A recently released video (below) shows police in Henderson, Nevada, turning a police dog loose on a 17-month-old girl on Jan. 30.
Police ordered Arturo Arenas-Alvarez, whom they mistook for a black male robbery suspect, out of his car, and, later, turned the K9 unit loose. The dog went inside the car and bit the toddler, Ayleen, on the right arm, reports the Las Vegas Review-Journal.
Arenas-Alvarez told the police in broken English that he had his child with him, but the dog had already bitten the girl by the time an officer yelled: "There's an infant in that car! There's an infant in that car!"

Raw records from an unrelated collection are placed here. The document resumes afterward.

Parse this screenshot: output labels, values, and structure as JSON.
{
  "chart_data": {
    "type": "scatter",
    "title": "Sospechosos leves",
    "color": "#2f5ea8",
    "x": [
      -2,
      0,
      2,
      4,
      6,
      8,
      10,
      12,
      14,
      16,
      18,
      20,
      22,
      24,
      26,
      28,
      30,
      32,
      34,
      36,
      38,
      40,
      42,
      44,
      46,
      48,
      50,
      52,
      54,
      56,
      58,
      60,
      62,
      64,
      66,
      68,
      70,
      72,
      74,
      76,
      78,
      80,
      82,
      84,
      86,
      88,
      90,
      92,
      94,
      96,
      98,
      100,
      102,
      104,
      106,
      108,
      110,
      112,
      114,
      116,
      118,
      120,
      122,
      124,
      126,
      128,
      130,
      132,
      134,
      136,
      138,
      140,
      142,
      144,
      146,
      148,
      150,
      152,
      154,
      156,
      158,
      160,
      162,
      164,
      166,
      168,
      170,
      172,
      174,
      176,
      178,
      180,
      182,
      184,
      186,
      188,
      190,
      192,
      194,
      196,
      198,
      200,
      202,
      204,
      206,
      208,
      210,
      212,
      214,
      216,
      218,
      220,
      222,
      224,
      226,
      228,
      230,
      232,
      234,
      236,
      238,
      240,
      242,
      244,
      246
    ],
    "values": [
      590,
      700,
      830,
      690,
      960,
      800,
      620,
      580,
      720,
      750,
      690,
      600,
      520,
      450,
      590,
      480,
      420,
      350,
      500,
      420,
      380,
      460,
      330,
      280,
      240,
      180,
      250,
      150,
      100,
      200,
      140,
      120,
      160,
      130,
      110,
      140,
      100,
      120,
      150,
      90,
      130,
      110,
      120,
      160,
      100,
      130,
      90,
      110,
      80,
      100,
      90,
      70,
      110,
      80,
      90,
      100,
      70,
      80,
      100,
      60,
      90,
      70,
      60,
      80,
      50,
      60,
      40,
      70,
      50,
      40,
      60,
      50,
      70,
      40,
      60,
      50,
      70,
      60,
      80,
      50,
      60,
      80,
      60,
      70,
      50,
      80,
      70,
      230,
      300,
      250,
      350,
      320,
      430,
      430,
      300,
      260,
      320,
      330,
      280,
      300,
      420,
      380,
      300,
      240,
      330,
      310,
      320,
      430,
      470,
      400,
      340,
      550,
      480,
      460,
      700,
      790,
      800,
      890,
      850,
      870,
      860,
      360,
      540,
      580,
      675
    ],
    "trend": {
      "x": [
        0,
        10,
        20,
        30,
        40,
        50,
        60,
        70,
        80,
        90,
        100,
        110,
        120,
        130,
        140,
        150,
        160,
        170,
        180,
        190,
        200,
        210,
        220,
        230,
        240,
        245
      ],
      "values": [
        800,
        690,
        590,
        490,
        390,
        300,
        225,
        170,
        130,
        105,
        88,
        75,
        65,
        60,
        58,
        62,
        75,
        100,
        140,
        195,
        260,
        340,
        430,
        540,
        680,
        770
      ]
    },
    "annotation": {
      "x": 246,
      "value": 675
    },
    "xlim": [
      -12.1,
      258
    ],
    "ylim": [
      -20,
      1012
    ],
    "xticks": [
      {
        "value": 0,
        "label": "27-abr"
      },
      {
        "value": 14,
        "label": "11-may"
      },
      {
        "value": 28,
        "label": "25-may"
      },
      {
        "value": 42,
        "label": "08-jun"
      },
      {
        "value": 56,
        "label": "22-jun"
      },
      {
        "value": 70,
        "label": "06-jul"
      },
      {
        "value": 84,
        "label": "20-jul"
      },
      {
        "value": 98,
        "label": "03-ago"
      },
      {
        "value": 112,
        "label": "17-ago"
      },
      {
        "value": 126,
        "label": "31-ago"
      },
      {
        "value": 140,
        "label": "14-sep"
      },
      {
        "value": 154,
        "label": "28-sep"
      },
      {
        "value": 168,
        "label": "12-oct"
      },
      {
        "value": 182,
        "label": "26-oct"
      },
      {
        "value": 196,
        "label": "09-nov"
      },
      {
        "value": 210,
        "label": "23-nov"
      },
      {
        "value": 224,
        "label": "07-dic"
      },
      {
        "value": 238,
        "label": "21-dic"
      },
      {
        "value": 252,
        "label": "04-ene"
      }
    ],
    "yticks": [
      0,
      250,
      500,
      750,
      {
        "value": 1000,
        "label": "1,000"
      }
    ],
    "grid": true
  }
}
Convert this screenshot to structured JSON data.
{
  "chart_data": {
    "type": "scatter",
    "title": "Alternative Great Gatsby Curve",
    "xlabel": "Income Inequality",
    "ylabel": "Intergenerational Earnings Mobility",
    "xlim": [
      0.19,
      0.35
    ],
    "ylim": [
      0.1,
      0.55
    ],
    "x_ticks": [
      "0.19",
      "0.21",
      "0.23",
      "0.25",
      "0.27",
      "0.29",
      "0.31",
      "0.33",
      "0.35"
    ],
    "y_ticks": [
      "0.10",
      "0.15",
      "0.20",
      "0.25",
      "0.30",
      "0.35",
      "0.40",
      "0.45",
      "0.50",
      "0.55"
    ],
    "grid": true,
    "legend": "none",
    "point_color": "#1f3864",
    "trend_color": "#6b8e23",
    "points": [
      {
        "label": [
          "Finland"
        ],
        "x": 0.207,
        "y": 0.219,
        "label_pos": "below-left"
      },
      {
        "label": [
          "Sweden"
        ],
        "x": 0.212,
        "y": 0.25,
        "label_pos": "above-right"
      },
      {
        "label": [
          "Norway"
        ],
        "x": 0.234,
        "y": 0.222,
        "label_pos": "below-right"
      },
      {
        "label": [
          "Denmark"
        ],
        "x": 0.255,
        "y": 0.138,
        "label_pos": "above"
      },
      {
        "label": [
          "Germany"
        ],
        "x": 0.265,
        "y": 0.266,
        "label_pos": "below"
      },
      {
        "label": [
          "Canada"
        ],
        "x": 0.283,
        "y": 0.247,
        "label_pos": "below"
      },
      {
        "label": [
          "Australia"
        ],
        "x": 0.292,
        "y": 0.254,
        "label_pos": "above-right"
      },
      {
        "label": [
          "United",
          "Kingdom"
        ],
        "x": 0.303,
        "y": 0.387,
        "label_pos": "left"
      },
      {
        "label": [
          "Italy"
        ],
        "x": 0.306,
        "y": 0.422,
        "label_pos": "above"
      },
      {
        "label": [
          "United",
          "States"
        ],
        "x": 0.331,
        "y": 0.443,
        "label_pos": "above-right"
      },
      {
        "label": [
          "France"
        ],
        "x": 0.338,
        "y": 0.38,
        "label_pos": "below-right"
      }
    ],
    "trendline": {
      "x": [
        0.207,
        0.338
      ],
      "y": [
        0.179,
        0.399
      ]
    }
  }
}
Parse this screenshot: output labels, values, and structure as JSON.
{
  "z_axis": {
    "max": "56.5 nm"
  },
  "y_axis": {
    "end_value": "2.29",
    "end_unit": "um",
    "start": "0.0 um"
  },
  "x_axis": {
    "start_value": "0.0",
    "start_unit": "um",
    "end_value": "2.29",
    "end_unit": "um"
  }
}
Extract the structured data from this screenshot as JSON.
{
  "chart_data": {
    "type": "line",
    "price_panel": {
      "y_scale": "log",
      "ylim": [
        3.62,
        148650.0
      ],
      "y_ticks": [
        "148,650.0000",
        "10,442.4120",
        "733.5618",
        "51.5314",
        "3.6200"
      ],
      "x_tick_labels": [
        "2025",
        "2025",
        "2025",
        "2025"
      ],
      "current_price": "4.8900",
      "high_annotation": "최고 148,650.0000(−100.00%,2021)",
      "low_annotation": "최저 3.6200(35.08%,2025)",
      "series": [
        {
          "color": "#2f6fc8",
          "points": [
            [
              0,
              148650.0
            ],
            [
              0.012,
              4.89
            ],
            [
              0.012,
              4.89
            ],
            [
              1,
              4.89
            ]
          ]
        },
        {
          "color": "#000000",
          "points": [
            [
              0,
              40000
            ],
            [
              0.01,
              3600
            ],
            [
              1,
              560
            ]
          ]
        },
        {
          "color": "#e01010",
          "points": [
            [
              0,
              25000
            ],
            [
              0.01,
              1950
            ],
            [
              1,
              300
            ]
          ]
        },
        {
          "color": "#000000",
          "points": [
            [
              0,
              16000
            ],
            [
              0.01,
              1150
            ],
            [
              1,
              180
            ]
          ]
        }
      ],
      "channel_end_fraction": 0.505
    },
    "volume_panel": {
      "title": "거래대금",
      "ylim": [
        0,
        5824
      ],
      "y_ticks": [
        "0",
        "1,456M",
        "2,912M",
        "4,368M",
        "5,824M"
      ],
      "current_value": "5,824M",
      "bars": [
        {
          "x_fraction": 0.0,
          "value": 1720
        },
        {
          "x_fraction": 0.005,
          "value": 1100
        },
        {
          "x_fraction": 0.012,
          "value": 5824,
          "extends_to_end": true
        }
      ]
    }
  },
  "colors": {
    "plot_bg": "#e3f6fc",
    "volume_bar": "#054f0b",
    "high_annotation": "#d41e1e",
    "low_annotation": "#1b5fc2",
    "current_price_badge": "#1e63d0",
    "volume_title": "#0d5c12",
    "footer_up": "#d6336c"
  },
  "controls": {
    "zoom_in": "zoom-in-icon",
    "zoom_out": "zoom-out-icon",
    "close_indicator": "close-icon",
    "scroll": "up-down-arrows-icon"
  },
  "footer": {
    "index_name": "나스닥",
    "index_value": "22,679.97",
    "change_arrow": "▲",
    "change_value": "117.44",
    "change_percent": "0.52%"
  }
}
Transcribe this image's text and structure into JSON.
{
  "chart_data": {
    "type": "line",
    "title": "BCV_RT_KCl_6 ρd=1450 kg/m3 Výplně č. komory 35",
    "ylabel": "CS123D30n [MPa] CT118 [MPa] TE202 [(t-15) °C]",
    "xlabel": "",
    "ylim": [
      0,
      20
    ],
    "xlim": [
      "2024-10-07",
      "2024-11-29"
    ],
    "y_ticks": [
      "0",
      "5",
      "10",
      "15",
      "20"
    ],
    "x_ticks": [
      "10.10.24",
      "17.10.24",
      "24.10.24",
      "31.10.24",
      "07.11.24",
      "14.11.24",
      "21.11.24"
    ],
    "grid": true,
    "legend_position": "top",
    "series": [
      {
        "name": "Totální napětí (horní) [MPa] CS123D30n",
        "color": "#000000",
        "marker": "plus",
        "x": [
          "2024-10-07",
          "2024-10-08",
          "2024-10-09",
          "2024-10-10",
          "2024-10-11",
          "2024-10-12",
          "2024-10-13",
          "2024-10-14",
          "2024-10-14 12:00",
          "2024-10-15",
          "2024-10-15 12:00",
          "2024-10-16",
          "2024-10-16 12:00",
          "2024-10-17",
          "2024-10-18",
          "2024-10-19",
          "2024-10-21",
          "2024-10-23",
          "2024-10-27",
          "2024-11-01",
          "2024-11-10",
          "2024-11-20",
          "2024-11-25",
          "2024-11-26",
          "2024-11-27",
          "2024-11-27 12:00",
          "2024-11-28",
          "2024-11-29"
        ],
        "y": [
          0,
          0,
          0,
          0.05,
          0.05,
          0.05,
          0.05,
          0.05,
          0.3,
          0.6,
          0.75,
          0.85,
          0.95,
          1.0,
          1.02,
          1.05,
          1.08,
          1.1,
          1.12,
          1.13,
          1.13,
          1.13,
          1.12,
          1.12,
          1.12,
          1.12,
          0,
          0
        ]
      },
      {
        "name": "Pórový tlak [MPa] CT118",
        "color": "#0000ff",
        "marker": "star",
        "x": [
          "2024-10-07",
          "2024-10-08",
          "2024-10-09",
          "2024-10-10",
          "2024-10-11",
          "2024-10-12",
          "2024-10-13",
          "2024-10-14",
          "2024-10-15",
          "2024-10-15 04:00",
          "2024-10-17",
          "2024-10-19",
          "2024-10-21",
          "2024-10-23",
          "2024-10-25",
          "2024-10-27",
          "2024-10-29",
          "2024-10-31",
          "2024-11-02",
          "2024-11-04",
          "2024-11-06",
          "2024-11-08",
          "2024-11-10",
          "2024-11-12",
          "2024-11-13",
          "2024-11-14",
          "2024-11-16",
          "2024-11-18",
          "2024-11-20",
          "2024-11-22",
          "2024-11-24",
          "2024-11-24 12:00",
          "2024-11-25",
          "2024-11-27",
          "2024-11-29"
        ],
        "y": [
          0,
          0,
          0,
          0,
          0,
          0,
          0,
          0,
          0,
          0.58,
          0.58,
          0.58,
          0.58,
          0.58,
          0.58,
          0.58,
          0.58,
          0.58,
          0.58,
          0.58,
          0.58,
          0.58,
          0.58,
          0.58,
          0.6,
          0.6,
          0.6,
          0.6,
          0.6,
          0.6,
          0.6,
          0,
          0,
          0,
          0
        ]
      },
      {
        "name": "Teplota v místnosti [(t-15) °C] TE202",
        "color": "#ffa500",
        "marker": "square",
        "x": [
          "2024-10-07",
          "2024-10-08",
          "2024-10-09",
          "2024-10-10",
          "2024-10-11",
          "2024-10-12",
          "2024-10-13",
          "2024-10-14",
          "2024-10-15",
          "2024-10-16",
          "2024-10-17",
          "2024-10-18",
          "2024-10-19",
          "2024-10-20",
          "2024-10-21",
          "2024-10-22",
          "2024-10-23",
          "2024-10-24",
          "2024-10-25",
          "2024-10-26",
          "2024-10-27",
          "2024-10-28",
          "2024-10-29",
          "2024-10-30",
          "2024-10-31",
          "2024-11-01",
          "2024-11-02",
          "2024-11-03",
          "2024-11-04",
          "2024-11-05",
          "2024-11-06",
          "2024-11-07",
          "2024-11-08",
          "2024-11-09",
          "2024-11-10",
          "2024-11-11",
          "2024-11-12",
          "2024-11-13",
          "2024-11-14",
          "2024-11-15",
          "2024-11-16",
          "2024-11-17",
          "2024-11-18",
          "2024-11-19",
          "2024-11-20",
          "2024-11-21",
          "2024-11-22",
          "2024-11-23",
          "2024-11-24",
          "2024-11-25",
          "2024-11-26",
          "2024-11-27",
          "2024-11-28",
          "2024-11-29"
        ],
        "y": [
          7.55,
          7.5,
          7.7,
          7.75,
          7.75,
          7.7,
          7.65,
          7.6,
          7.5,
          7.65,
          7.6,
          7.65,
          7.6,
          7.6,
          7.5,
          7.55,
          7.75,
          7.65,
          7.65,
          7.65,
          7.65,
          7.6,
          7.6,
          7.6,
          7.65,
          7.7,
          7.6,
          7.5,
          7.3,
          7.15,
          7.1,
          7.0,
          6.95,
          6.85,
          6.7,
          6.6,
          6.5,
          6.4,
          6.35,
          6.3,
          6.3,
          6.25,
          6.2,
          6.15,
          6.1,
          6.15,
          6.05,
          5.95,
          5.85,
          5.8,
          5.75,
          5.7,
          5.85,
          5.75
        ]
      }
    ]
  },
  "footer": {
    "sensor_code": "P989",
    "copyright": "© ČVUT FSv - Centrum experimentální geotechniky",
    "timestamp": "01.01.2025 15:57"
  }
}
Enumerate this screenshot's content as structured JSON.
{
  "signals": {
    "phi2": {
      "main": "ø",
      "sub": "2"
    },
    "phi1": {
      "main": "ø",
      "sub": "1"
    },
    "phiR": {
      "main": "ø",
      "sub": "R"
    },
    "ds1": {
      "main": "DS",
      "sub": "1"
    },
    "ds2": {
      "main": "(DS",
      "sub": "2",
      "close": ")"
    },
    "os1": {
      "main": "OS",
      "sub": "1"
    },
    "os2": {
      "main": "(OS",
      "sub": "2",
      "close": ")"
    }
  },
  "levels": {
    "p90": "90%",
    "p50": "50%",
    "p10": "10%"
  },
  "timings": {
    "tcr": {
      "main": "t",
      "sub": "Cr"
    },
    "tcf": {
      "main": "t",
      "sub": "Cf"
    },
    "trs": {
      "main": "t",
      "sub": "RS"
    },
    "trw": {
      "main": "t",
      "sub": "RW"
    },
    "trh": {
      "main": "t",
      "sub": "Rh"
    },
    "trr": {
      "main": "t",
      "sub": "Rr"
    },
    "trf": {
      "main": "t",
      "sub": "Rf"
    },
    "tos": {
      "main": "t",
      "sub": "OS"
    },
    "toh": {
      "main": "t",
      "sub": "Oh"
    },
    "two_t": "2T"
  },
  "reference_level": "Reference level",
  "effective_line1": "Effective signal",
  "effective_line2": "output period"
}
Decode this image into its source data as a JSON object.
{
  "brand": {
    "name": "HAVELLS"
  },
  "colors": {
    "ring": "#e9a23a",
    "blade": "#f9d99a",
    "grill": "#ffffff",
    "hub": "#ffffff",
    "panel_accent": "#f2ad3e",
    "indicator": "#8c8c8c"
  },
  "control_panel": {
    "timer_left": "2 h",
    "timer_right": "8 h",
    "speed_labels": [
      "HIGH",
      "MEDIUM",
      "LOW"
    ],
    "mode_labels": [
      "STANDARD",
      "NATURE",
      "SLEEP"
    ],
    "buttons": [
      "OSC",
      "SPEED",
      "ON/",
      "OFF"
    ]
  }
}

The family's lawyer said that Ayleen suffered nine punctures or abrasions. The City of Henderson recently paid the family $13,000 to settle a legal claim.
Police had reportedly concluded that Arenas-Alvarez was not their suspect after he came out of the car, but Sgt. James Mitchell, who had recently arrived, turned his dog loose to search inside the car.
"In my opinion, the dog was used too fast," Henderson Police Chief Patrick Moers told the Review-Journal in a recent interview.
The police department sat on the video for almost a year before releasing it to the Review-Journal, which had requested all records relevant to the incident.
Mitchell would not speak to the media, but he voluntarily switched from the K9 unit to patrol in August, according to Moers. The dog, Doerak, has since been assigned to another cop. The police department also launched an internal investigation into the incident, which concluded in July. Moers did not reveal the details of the investigation but said that no policy changes have been made since the incident.
Police originally answered a call from a health food store owner who said that someone had threatened to rob him, but it turned out that the customer -- who turned out not to be Arenas-Alvarez -- tried to return some protein powder, which the store refused to take back because it had been opened. The customer allegedly said he was going to rob the owner, but no robbery occurred.
"I don't understand why it happened," Arenas-Alvarez told KSNV. "I believe they are supposed to be trained for this situation. I practically didn’t see any trained officers."
"My daughter wakes up many times in the middle of the night scared," Arenas-Alvarez added. "She occasionally wakes up crying."